Or maybe the Janggala would rediscover Madagascar and make it part of Nusantara since the Malagasy are descendants of an older Srivijayan colony group.
 
Hoysalas looking massive, I like it. Are there any makzans on the Indian mainland? How strong are the Andalusis' relationships with South Indian trade/finance guilds (do they trust Hindu/Jain bankers with their money? The Mughal imperial authorities did...)

Have any Koreans on tributary missions noticed the steam engines? With the Wu capital in the south of the country, the route that the Korean dignitaries and merchants take would span through the entire North China Plain.
 
Hoysalas looking massive, I like it. Are there any makzans on the Indian mainland? How strong are the Andalusis' relationships with South Indian trade/finance guilds (do they trust Hindu/Jain bankers with their money? The Mughal imperial authorities did...)

Have any Koreans on tributary missions noticed the steam engines? With the Wu capital in the south of the country, the route that the Korean dignitaries and merchants take would span through the entire North China Plain.
The makzans in India are of a bit of a different type and mostly involve Andalusi merchantmen either buying up existing harbour space or building their own by buying land from a local ruler. Goa is one of their main bases in India - they control a makzan at the mouth of the Mandovi River, built on land they bought a charter for, and have partnered with local Muslims to run it to an extent. In Kollam, they bought a charter to a few coastal properties and built a few docks, and the makzan there is just part of the town. They did similar in the Maldives.

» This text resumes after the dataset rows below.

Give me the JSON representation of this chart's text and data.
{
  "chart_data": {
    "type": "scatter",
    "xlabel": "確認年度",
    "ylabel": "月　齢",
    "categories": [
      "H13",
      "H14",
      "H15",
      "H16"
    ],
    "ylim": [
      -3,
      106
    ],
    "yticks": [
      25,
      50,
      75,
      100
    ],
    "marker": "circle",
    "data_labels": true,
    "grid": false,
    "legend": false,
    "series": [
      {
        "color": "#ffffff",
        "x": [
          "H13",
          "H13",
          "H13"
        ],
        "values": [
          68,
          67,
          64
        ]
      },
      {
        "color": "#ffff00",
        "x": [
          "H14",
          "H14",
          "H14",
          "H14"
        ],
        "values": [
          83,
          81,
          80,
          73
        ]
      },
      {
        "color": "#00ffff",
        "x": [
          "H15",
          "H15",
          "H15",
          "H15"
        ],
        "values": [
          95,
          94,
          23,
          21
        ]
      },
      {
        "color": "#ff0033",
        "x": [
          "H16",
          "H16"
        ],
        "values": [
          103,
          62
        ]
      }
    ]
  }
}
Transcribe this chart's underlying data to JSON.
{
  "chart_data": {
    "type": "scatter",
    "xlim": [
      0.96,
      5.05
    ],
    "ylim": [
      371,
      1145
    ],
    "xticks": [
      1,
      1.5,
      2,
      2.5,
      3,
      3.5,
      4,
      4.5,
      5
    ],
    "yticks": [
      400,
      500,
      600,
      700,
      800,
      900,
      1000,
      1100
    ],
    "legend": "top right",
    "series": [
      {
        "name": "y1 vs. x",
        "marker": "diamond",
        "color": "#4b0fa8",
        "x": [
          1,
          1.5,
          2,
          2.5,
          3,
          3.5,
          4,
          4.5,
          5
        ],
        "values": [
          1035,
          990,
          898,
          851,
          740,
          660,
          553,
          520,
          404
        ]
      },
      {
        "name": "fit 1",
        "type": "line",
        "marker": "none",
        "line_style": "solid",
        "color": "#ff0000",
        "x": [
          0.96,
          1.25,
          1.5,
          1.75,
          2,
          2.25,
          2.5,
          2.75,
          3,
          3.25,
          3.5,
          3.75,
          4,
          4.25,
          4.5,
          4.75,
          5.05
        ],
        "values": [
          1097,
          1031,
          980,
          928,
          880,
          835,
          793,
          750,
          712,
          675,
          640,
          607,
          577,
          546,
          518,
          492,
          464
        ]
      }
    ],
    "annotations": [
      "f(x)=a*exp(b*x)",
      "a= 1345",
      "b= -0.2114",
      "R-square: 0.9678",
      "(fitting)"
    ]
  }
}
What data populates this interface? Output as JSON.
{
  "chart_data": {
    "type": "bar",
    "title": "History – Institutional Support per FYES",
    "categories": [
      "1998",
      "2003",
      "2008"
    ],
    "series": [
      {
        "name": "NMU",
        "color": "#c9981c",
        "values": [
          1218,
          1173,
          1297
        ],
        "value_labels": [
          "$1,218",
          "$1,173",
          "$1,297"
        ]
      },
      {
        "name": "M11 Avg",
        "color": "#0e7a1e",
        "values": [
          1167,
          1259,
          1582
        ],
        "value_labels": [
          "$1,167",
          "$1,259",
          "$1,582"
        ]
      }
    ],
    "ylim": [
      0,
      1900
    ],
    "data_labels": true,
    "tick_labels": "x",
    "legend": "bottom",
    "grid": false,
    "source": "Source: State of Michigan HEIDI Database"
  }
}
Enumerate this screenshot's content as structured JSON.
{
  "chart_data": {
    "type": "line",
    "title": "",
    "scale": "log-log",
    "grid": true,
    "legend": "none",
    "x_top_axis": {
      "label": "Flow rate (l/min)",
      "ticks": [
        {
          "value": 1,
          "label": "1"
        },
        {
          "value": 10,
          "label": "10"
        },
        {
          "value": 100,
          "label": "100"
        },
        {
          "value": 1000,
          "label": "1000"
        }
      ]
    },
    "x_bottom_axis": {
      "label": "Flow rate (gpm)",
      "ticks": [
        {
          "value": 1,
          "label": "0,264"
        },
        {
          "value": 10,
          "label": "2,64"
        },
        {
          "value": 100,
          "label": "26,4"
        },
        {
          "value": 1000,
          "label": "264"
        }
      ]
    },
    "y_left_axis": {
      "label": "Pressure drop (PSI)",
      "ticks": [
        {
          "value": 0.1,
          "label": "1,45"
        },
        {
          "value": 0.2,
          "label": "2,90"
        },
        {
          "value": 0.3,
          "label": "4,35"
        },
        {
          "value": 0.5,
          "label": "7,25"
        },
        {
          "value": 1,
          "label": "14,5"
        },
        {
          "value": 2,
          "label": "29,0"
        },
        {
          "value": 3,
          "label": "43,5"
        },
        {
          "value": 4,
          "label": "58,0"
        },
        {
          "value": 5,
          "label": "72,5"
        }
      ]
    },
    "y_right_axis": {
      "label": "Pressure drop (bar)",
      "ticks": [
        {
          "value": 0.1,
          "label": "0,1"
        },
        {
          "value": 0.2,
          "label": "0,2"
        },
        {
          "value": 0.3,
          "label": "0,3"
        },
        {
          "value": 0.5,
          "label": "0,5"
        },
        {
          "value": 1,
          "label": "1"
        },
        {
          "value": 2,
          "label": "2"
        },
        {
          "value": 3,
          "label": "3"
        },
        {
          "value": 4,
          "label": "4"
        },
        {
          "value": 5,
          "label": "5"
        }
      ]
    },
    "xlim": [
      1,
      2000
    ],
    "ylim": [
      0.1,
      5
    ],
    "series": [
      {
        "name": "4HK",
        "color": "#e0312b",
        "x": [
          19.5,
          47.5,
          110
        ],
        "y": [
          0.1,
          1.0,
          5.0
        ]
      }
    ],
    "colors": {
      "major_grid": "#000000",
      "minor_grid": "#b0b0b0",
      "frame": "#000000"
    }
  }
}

Basically if they find an established city where they want to trade, they buy a deed and set up a trading post in the city. If there's no room, they'll either a) look somewhere else, or if they're particularly unscrupulous, b) murder someone and get their property via skullduggery.
 
Forgot to ask we need a major update of urgell! You can't do them dirty like this.

I see a bright future of urgell, alliance with france they take romania from the rear. They take the rest of romania iberian land, maybe some french land aswell.